What is the number of mappings? It is given that there are two sets of real numbers $A = \{a_1, a_2, ..., a_{100}\}$ and $B= \{b_1, b_2, ..., b_{50}\}.$ If there is a mapping $f$ from $A$ to $B$ such that every element in $B$ has an inverse image and
$f(a_1)\leq f(a_2) \leq ...\leq f(a_{100})$ 
Then, what is the number of such mappings?
I have started tackling the problem by supposing that $b_1<b_2<...<b_{50}$ and dividing elements $a_1, a_2, ..., a_{100}$ in $A$ into $50$ nonempty groups according to their order. Now the problem is... How do I compute the number of mappings defined as $f: A\rightarrow B$ given the observations above?
 A: EDIT:My idea is to do an order-preserving partition of the set {$1,2,..,100$} into 50 parts, e.g., (1,2,3), (4,5,6,7,..10),..., (98, 99,100).
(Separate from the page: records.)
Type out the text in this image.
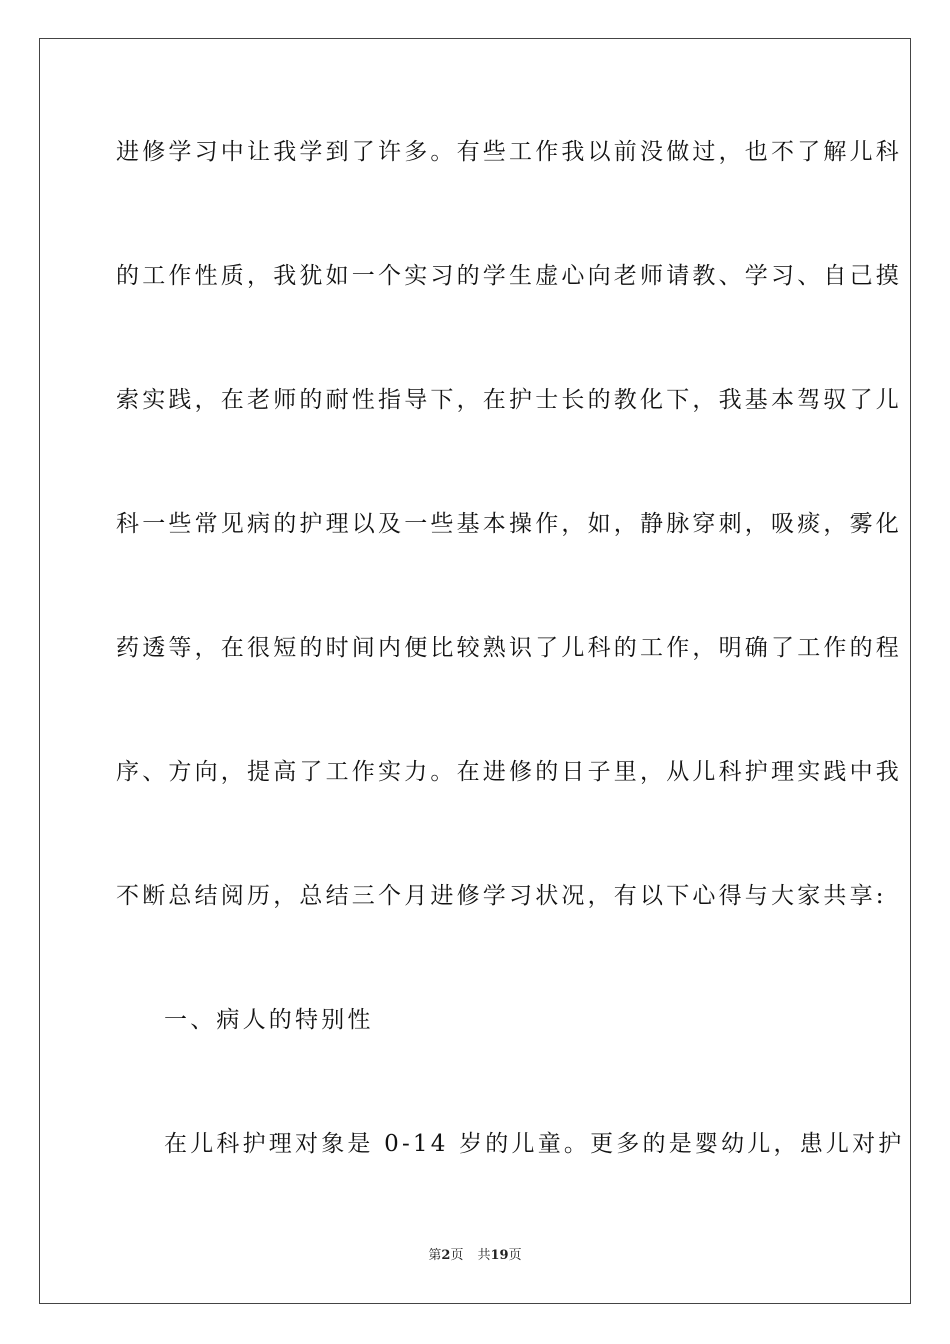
进修学习中让我学到了许多。有些工作我以前没做过，也不了解儿科
的工作性质，我犹如一个实习的学生虚心向老师请教、学习、自己摸
索实践，在老师的耐性指导下，在护士长的教化下，我基本驾驭了儿
科一些常见病的护理以及一些基本操作，如，静脉穿刺，吸痰，雾化
药透等，在很短的时间内便比较熟识了儿科的工作，明确了工作的程
序、方向，提高了工作实力。在进修的日子里，从儿科护理实践中我
不断总结阅历，总结三个月进修学习状况，有以下心得与大家共享:
一、病人的特别性
在儿科护理对象是 0-14 岁的儿童。更多的是婴幼儿，患儿对护
第2页 共19页
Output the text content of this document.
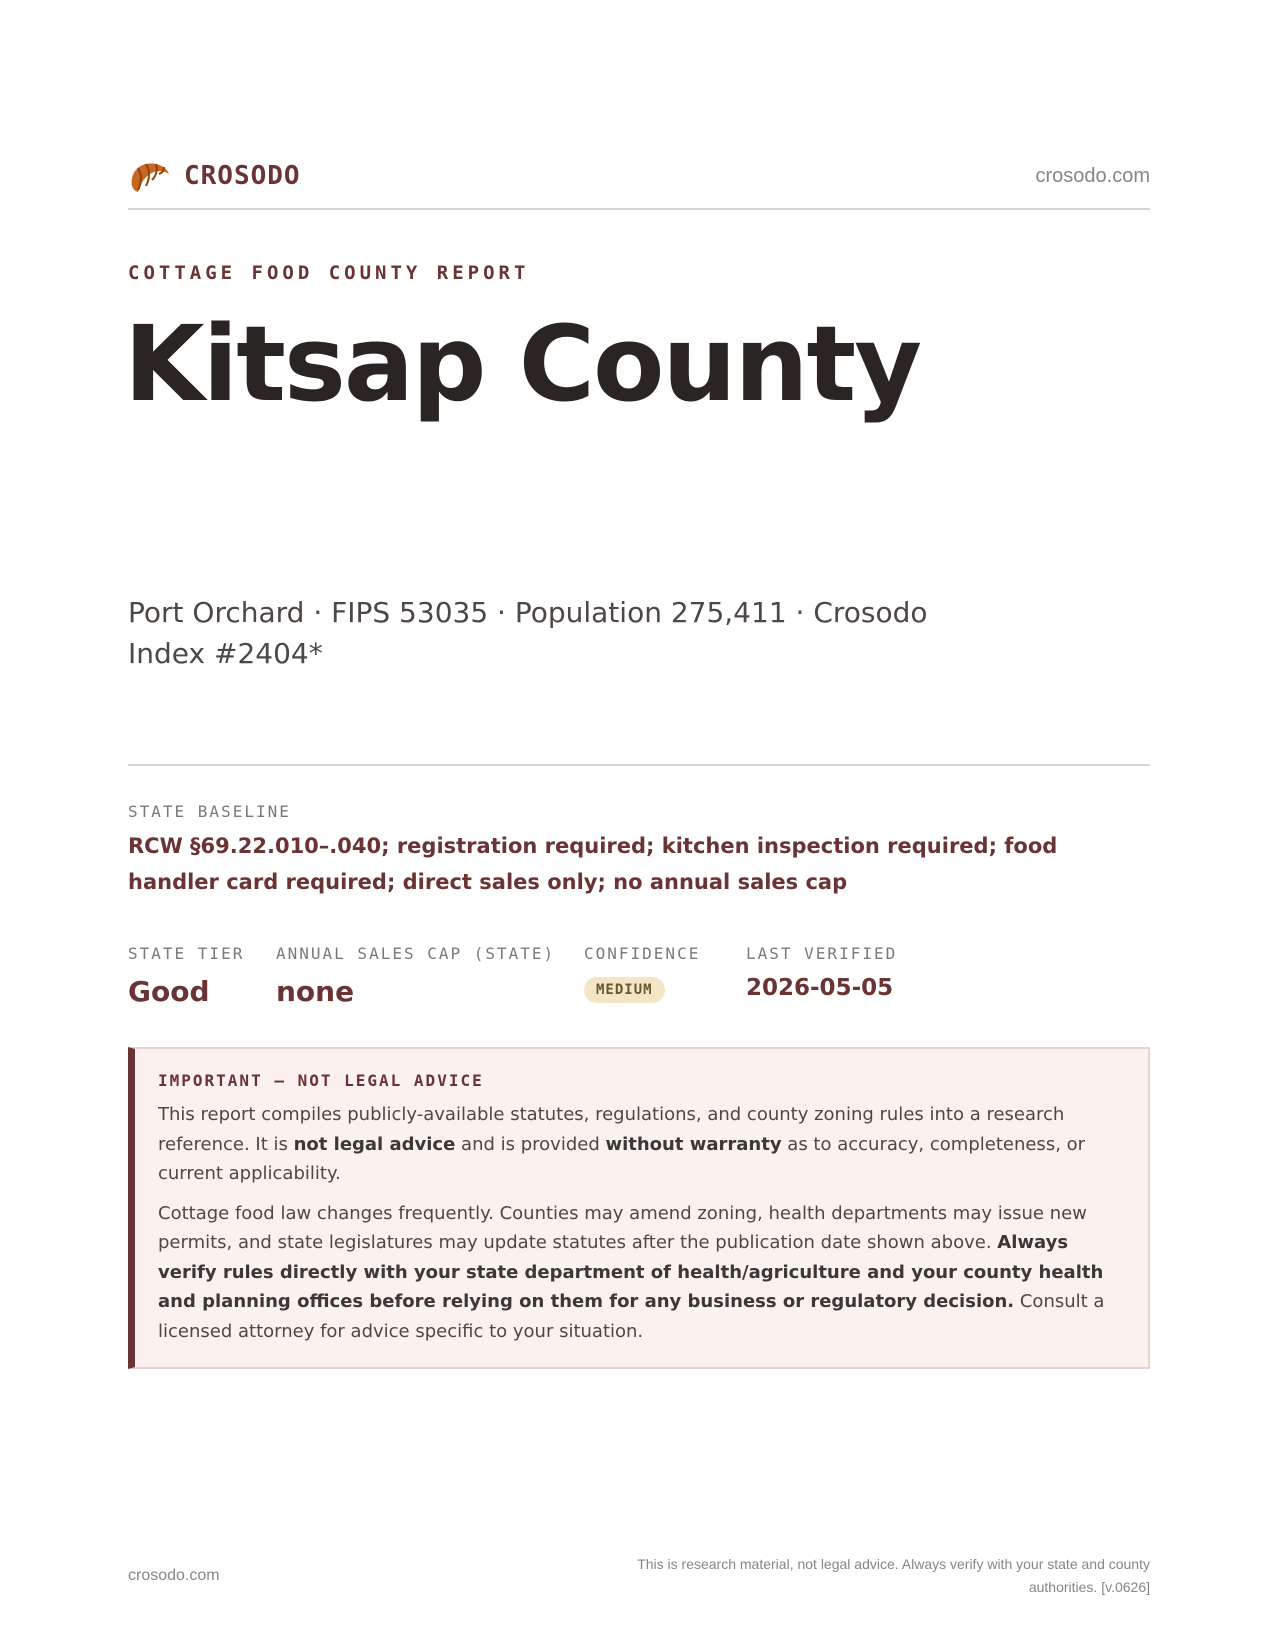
CROSODO	crosodo.com
COTTAGE FOOD COUNTY REPORT
Kitsap County
Port Orchard · FIPS 53035 · Population 275,411 · Crosodo Index #2404*
STATE BASELINE
RCW §69.22.010–.040; registration required; kitchen inspection required; food handler card required; direct sales only; no annual sales cap
STATE TIER
Good
ANNUAL SALES CAP (STATE)
none
CONFIDENCE
MEDIUM
LAST VERIFIED
2026-05-05
IMPORTANT — NOT LEGAL ADVICE

This report compiles publicly-available statutes, regulations, and county zoning rules into a research reference. It is not legal advice and is provided without warranty as to accuracy, completeness, or current applicability.

Cottage food law changes frequently. Counties may amend zoning, health departments may issue new permits, and state legislatures may update statutes after the publication date shown above. Always verify rules directly with your state department of health/agriculture and your county health and planning offices before relying on them for any business or regulatory decision. Consult a licensed attorney for advice specific to your situation.

crosodo.com
This is research material, not legal advice. Always verify with your state and county authorities. [v.0626]
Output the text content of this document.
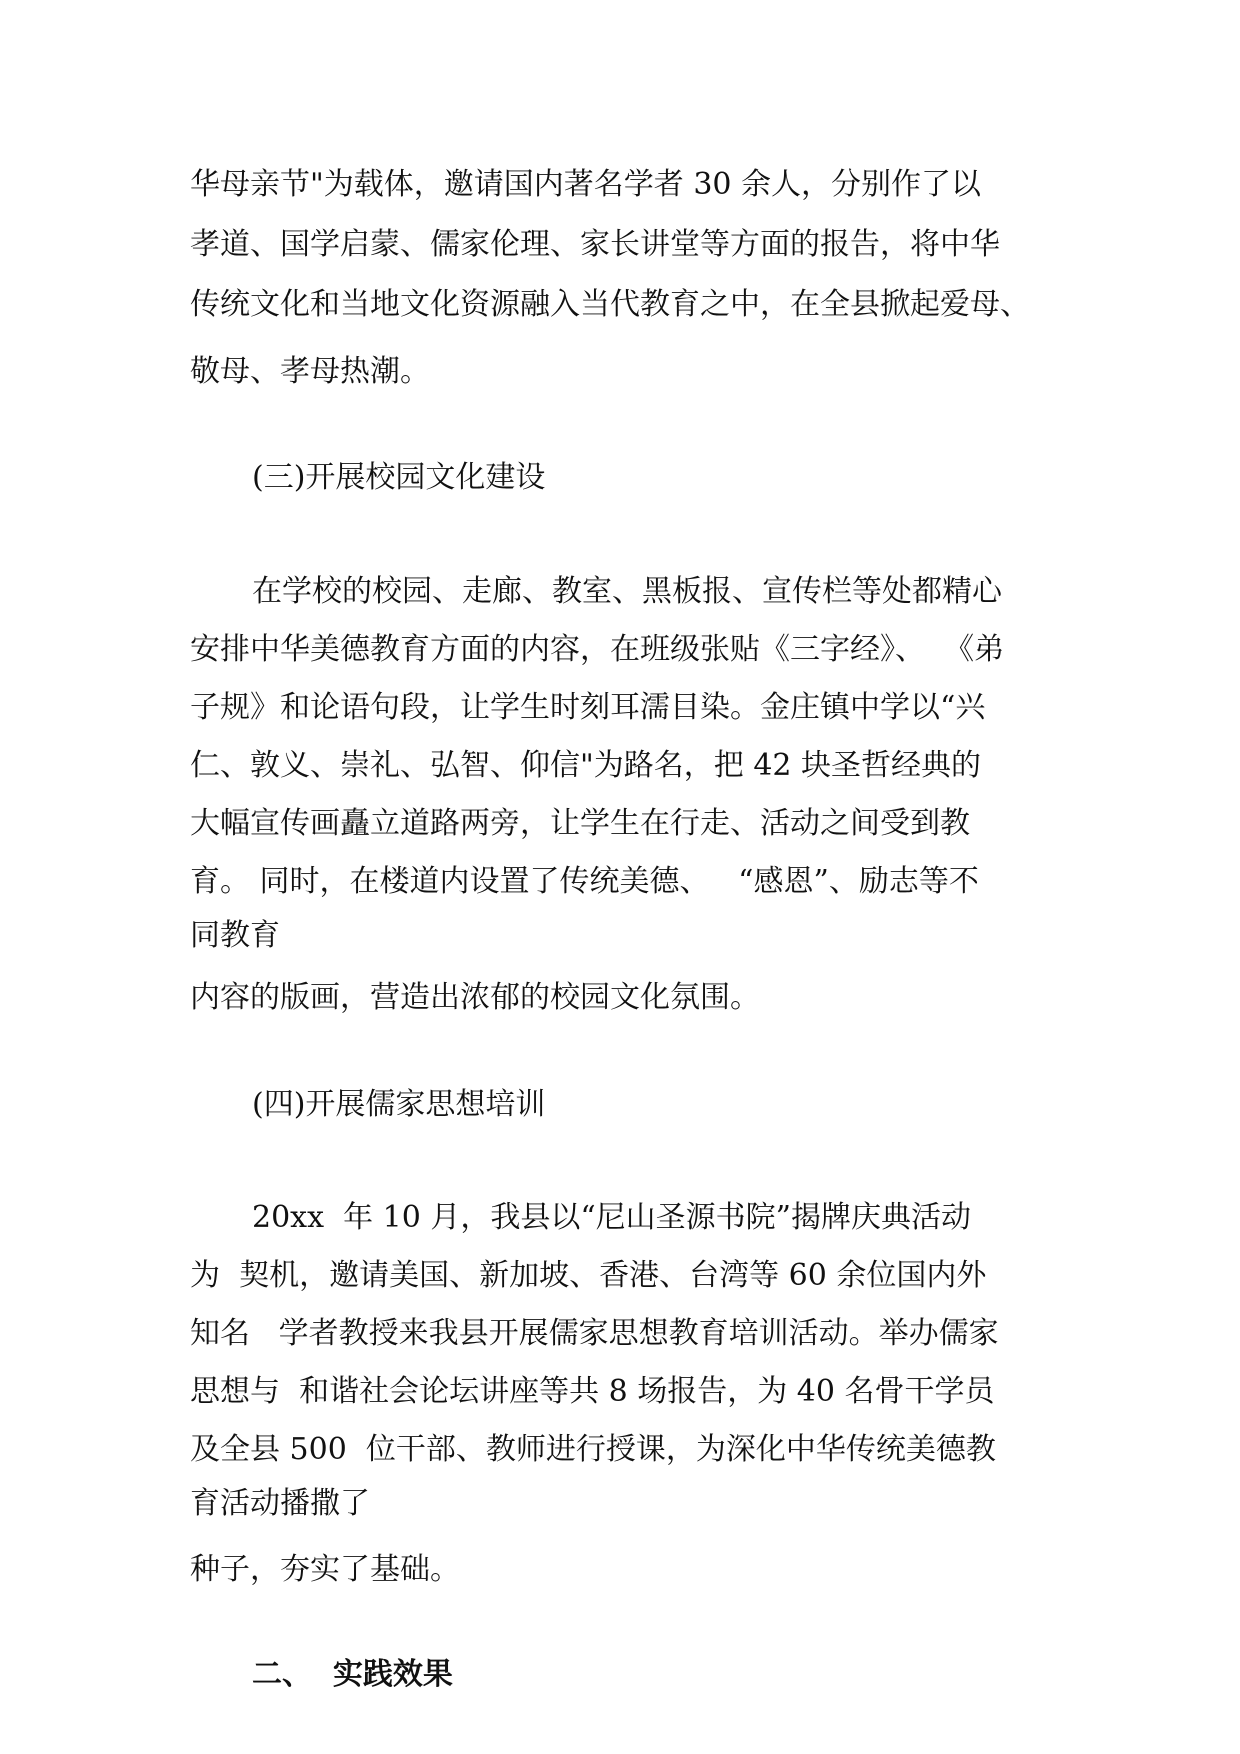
华母亲节"为载体，邀请国内著名学者 30 余人，分别作了以
孝道、国学启蒙、儒家伦理、家长讲堂等方面的报告，将中华
传统文化和当地文化资源融入当代教育之中，在全县掀起爱母、
敬母、孝母热潮。
(三)开展校园文化建设
在学校的校园、走廊、教室、黑板报、宣传栏等处都精心
安排中华美德教育方面的内容，在班级张贴《三字经》、  《弟
子规》和论语句段，让学生时刻耳濡目染。金庄镇中学以“兴
仁、敦义、崇礼、弘智、仰信"为路名，把 42 块圣哲经典的
大幅宣传画矗立道路两旁，让学生在行走、活动之间受到教
育。 同时，在楼道内设置了传统美德、   “感恩”、励志等不
同教育
内容的版画，营造出浓郁的校园文化氛围。
(四)开展儒家思想培训
20xx  年 10 月，我县以“尼山圣源书院”揭牌庆典活动
为  契机，邀请美国、新加坡、香港、台湾等 60 余位国内外
知名   学者教授来我县开展儒家思想教育培训活动。举办儒家
思想与  和谐社会论坛讲座等共 8 场报告，为 40 名骨干学员
及全县 500  位干部、教师进行授课，为深化中华传统美德教
育活动播撒了
种子，夯实了基础。
二、  实践效果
Then every number in the i-th  part would map to $a_i$. I think this takes care of all maps.
This is a matter of balls-in-boxes , i.e., of finding the number of solutions to $x_1+x_2+.....+x_{50}=100; x_i \geq 0$, i.e.,it is a matter of counting the number of ordered partitions of the se $a_1, a_2,...,a_{100}$ into $50$ parts, and then $x_1$ is the number of preimages of $b_1$, and  $x_i$ is the number of preimages of $b_i$. So, using the fact that the number of solutions to $$x_1+x_2+....+x_k=n $$ is $(n+k-1)C(k-1)$ , the number of solutions is $$(49+100-1)C(99)=148C99 $$.
A: HINT:
Suppose $f(a_1)=b_{51},$ then there is only $1$ such mapping.
Suppose $f(a_1)=b_{50},$ then there are $\dbinom{50}{1}=50$ such mappings.
Suppose $f(a_1)=b_{49},$ then there are $\dbinom{51}{2}=1275$ such mappings. 
Can you see a pattern!
A: To come up with such a function $f$, you need to decide, for each element  $b_i \in B$, the number $n_i$ of elements of $A$ which are going to map to it. Once these numbers have been chosen, there is only one way to make the function $f$ because of the condition $f(a_1)\leq f(a_2) \leq ...\leq f(a_{100})$. So, how many ways are there to choose the numbers $n_i$? Well...


*

*Since each element of $B$ needs to have a nonempty preimage, you have the constraint $n_i \geq 1$. 

*Since every element of $A$ must map somewhere, you have the constraint $\sum_{i=1}^{50} n_i = 100$.


Counting the solutions to a constrained integer equation of this type is a a pretty common problem. Similar questions have been asked before on this website, for instance here.